Ich glaube, ein wichtiger Punkt dabei ist, *auch* eine Ebene zu haben, auf der
alle gleich sind. Wenn es z.B. um die Frage geht, ob AKWs gebaut werden
oder nicht, will ich die Entscheidung nicht denen überlassen, die im
Bereich Energieversorgung aktiv sind. Das sollen alle mitentscheiden können.
Und wir sollten auch nicht den Experten die Entscheidung darüber überlassen,
welche Fragen interessant für alle sind und welche nicht,
Basisdemokratie setzt daher auch ein ziemliches Grundniveau der Beteiligten
voraus. Es muss wohl immer wieder neu austariert werden, wieviel
Basisdemokratie man wagen kann, und wieviel Führung durch Maintainer
notwendig ist.

 Benni Baermann wrote:
> Es bringt uns nix ein Herrschaftsmodell durch ein anderes abzulösen.
> Das was Du vorschlägst würde es nur noch schlimmer machen. Den Fehler,
> den alle diese Organisationsprinzipien (Maintainership, Demokratie,
> Konsens, ...) machen ist, dass sie Organisation vom Standpunkt ihres
> prinzipiellen funktionierens aus betrachten. Ich hingegen plädiere
> wenn es um Machtfragen geht immer dafür vom Standpunkt des
> Ausnahmezustands zu argumentieren. Was passiert, wenn es kracht?
>
Nimm zum Beispiel die Regeln, die ich vorgeschlagen habe. Im Idealfall
braucht man sie gar nicht anwenden: es gibt keine Abstimmungen,
weil ein Konsens gefunden werden kann, es gibt keine Abwahl, weil
die Maintainer Vetrauen genießen. Allenfalls alle 2 Jahre wird gewählt.
Man könnte auch noch hinzunehmen, dass alle Regeln ein Verfallsdatum
haben. Es geht ja nicht um eine neue Bürokratie. Aber für den Fall,
dass es einen Streit gibt, geben die Regeln eben eine klare Handhabe,
wie zu verfahren ist, und sind auch ein Mittel gegen subtile Herrschaft
und die Macht informeller Hierarchien. Wenn du das *nur* der Spontaneität
überlässt, kann es sein, dass sich einfach die mit den größten
rethorischen Fähigkeiten oder dem größten Charisma durchsetzen.

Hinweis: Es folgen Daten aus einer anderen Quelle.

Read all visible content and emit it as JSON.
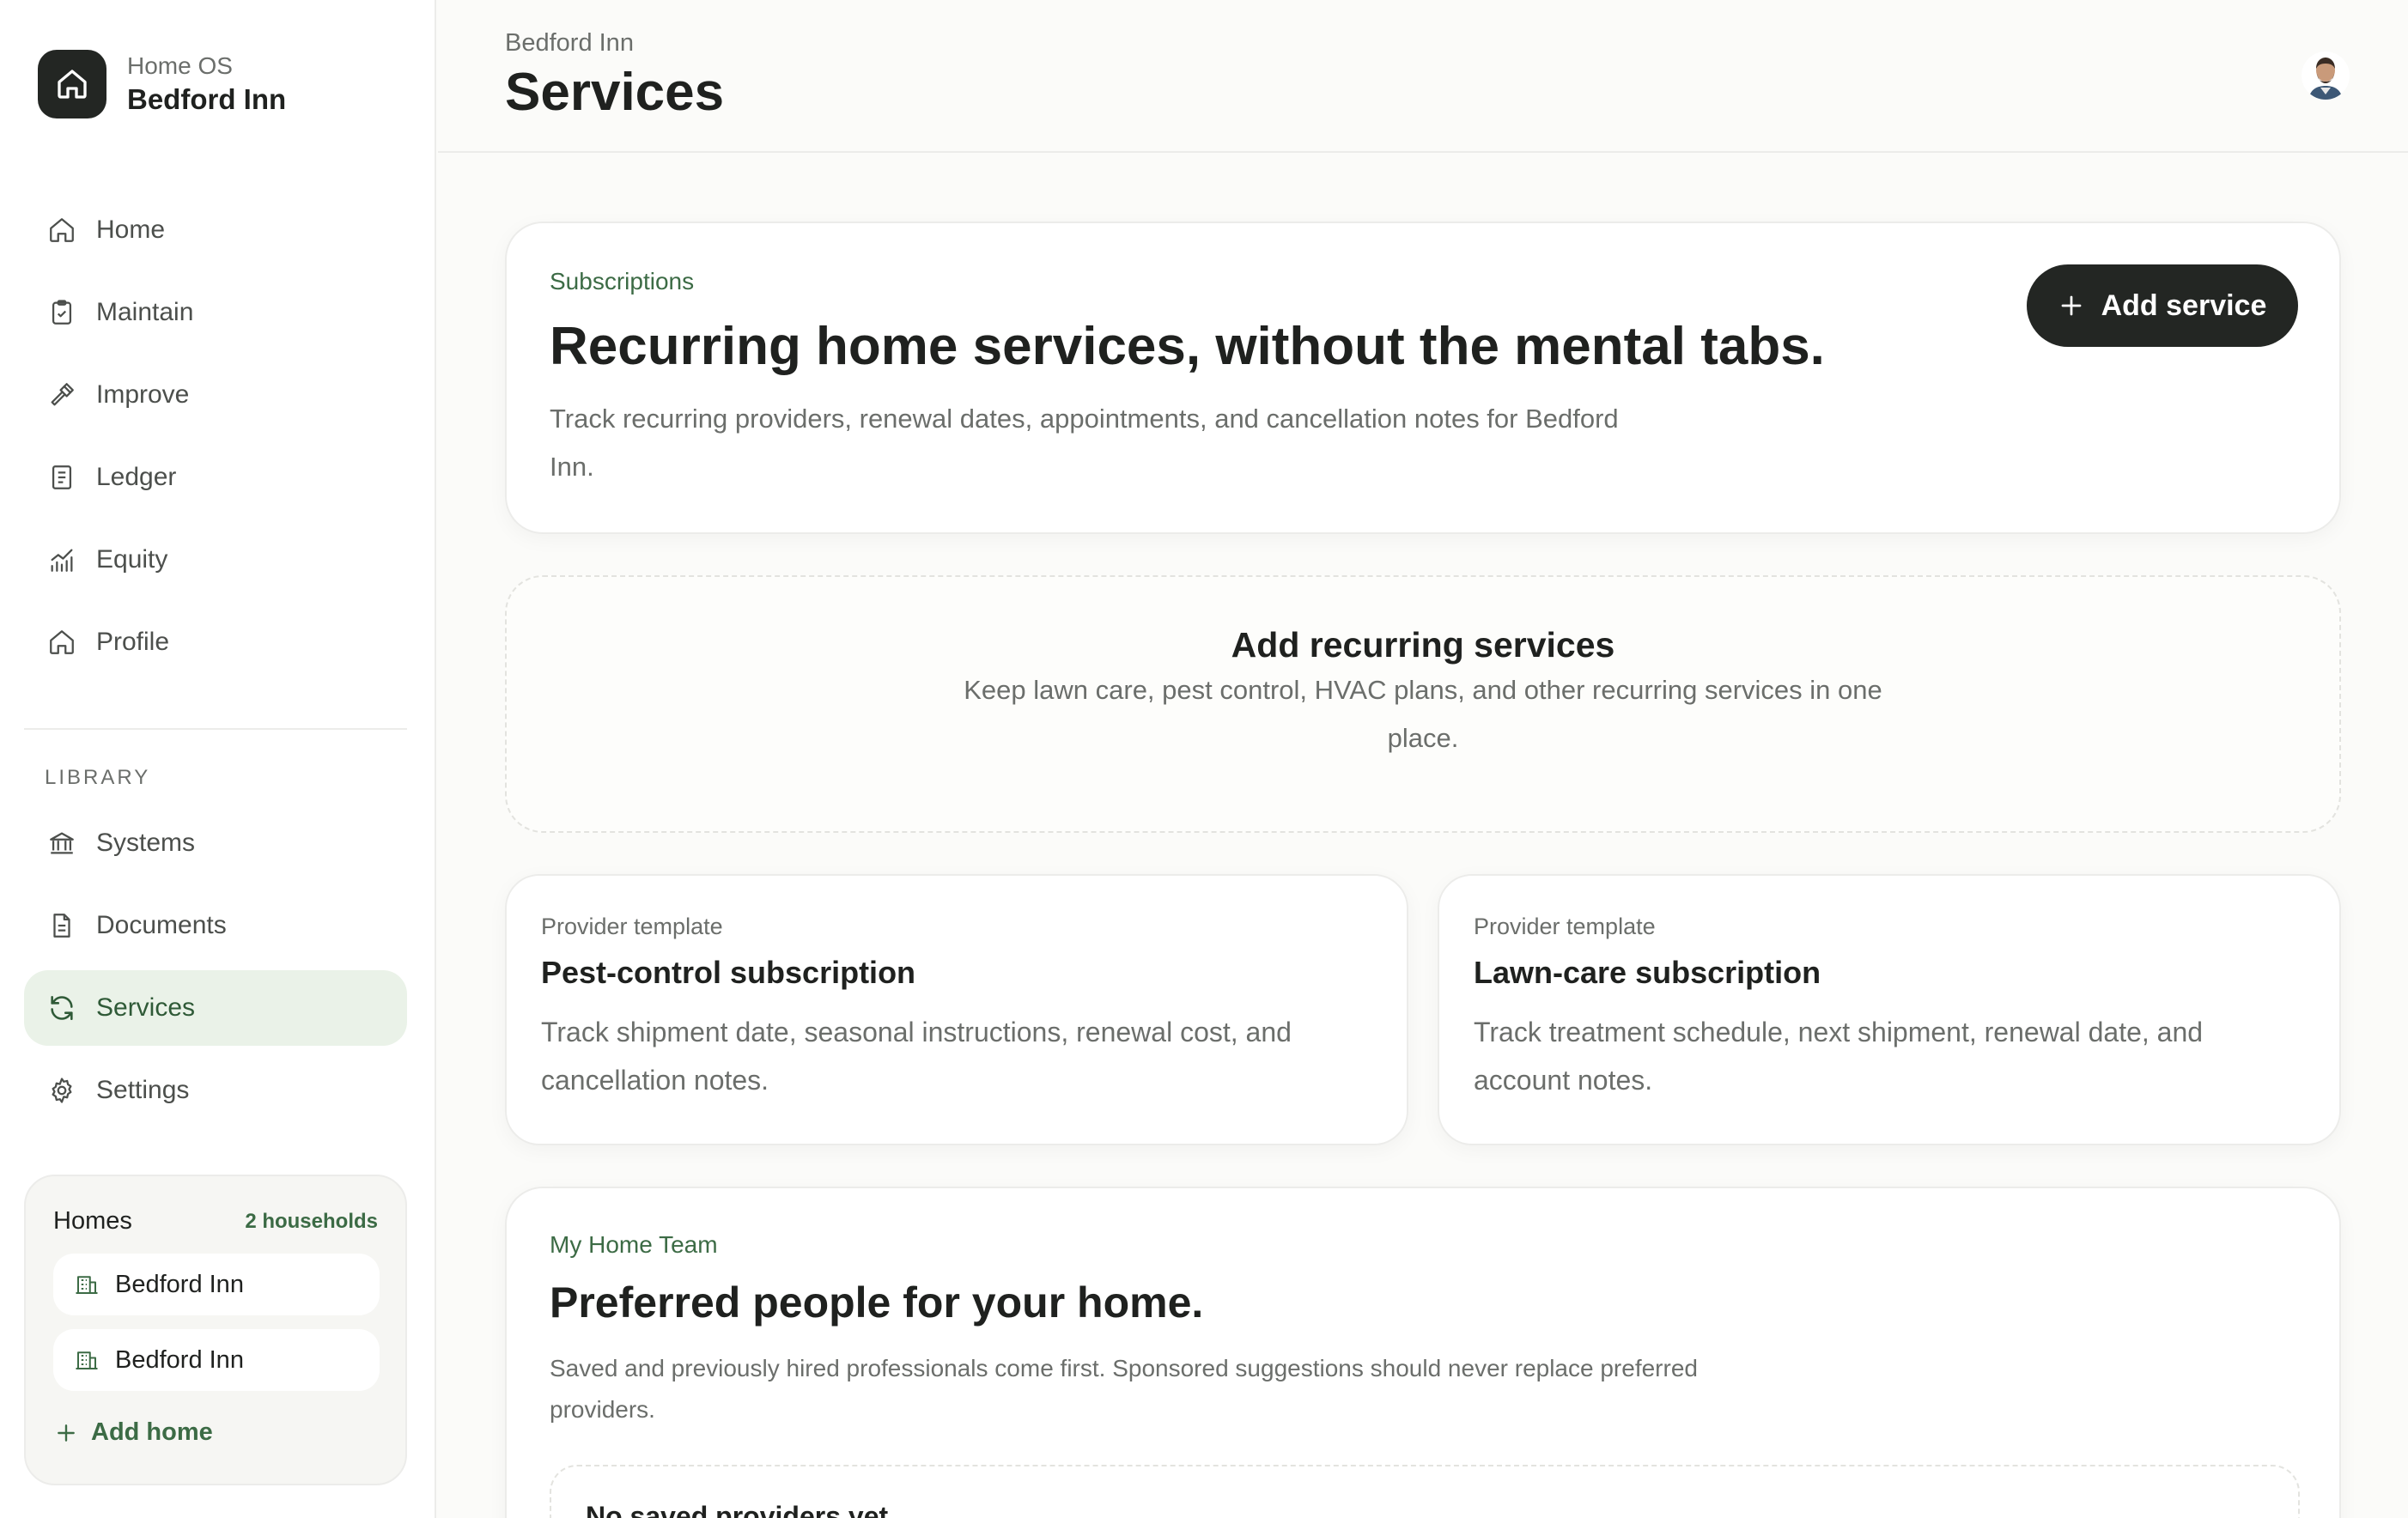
{
  "brand": {
    "eyebrow": "Home OS",
    "name": "Bedford Inn",
    "icon": "home-icon"
  },
  "nav": [
    {
      "label": "Home",
      "icon": "home-icon"
    },
    {
      "label": "Maintain",
      "icon": "clipboard-icon"
    },
    {
      "label": "Improve",
      "icon": "hammer-icon"
    },
    {
      "label": "Ledger",
      "icon": "receipt-icon"
    },
    {
      "label": "Equity",
      "icon": "chart-icon"
    },
    {
      "label": "Profile",
      "icon": "home-icon"
    }
  ],
  "library": {
    "title": "LIBRARY",
    "items": [
      {
        "label": "Systems",
        "icon": "building-columns-icon"
      },
      {
        "label": "Documents",
        "icon": "document-icon"
      },
      {
        "label": "Services",
        "icon": "refresh-icon",
        "active": true
      },
      {
        "label": "Settings",
        "icon": "gear-icon"
      }
    ]
  },
  "homes": {
    "title": "Homes",
    "count": "2 households",
    "items": [
      "Bedford Inn",
      "Bedford Inn"
    ],
    "add_label": "Add home"
  },
  "header": {
    "eyebrow": "Bedford Inn",
    "title": "Services"
  },
  "hero": {
    "eyebrow": "Subscriptions",
    "title": "Recurring home services, without the mental tabs.",
    "description": "Track recurring providers, renewal dates, appointments, and cancellation notes for Bedford Inn.",
    "button_label": "Add service"
  },
  "empty_state": {
    "title": "Add recurring services",
    "description": "Keep lawn care, pest control, HVAC plans, and other recurring services in one place."
  },
  "templates": [
    {
      "eyebrow": "Provider template",
      "title": "Pest-control subscription",
      "description": "Track shipment date, seasonal instructions, renewal cost, and cancellation notes."
    },
    {
      "eyebrow": "Provider template",
      "title": "Lawn-care subscription",
      "description": "Track treatment schedule, next shipment, renewal date, and account notes."
    }
  ],
  "team": {
    "eyebrow": "My Home Team",
    "title": "Preferred people for your home.",
    "description": "Saved and previously hired professionals come first. Sponsored suggestions should never replace preferred providers.",
    "empty_text": "No saved providers yet"
  },
  "colors": {
    "accent": "#3c6b45",
    "dark": "#232623",
    "active_bg": "#eaf2e8"
  }
}
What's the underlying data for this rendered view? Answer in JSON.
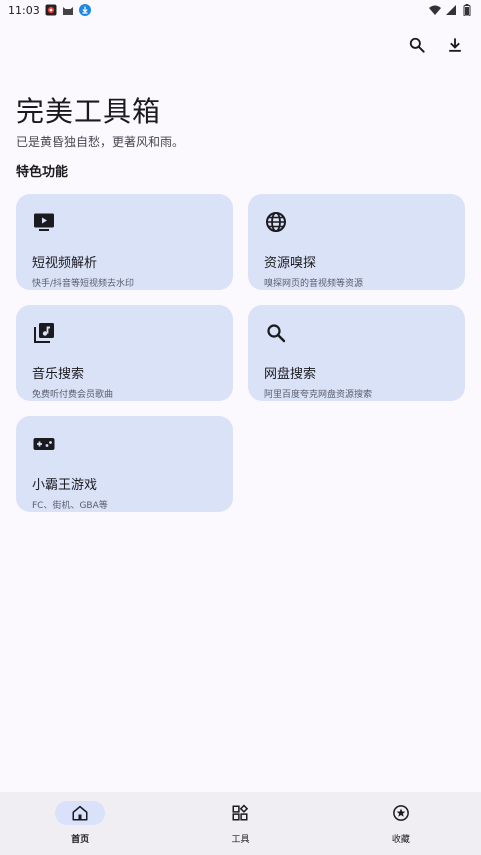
{
  "status_bar": {
    "time": "11:03"
  },
  "header": {
    "title": "完美工具箱",
    "subtitle": "已是黄昏独自愁，更著风和雨。",
    "section_title": "特色功能"
  },
  "toolbar": {
    "search_icon": "search-icon",
    "download_icon": "download-icon"
  },
  "features": [
    {
      "title": "短视频解析",
      "desc": "快手/抖音等短视频去水印",
      "icon": "video-icon"
    },
    {
      "title": "资源嗅探",
      "desc": "嗅探网页的音视频等资源",
      "icon": "globe-icon"
    },
    {
      "title": "音乐搜索",
      "desc": "免费听付费会员歌曲",
      "icon": "music-library-icon"
    },
    {
      "title": "网盘搜索",
      "desc": "阿里百度夸克网盘资源搜索",
      "icon": "search-icon"
    },
    {
      "title": "小霸王游戏",
      "desc": "FC、街机、GBA等",
      "icon": "gamepad-icon"
    }
  ],
  "bottom_nav": [
    {
      "label": "首页",
      "icon": "home-icon",
      "active": true
    },
    {
      "label": "工具",
      "icon": "widgets-icon",
      "active": false
    },
    {
      "label": "收藏",
      "icon": "star-icon",
      "active": false
    }
  ],
  "colors": {
    "background": "#fcf9fe",
    "card": "#dae2f8",
    "nav_bar": "#f0edf3",
    "nav_active": "#d9e2fa"
  }
}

> Nur wenn das einvernehmlich geklärt ist, kann ein selbstorganisiertes
> Projekt funktionieren. Das dumme ist nur, dass schon diese
> Grundannahme von Stefan nicht akzeptiert wird. Das hat sich
> theoretisch am Streit um die Freie Kooperation gezeigt (auch vor
> Jahren).

Klar, man muss sich über Grundannahmen einigen. Debian nennt das
interessanterweise "social contract".

Basisdemokratische Grüße,
Till

--
Till Mossakowski               Phone +49-421-218-4683
Dept. of Computer Science      Fax +49-421-218-3054
University of Bremen           till tzi.de
P.O.Box 330440, D-28334 Bremen http://www.tzi.de/~till

________________________________
Web-Site: http://www.oekonux.de/
Organisation: projekt oekonux.de



[English translation]
Thread: oxdeT08796 Message: 99/119 L12 [In index]
Message 09039 [Homepage] [Navigation]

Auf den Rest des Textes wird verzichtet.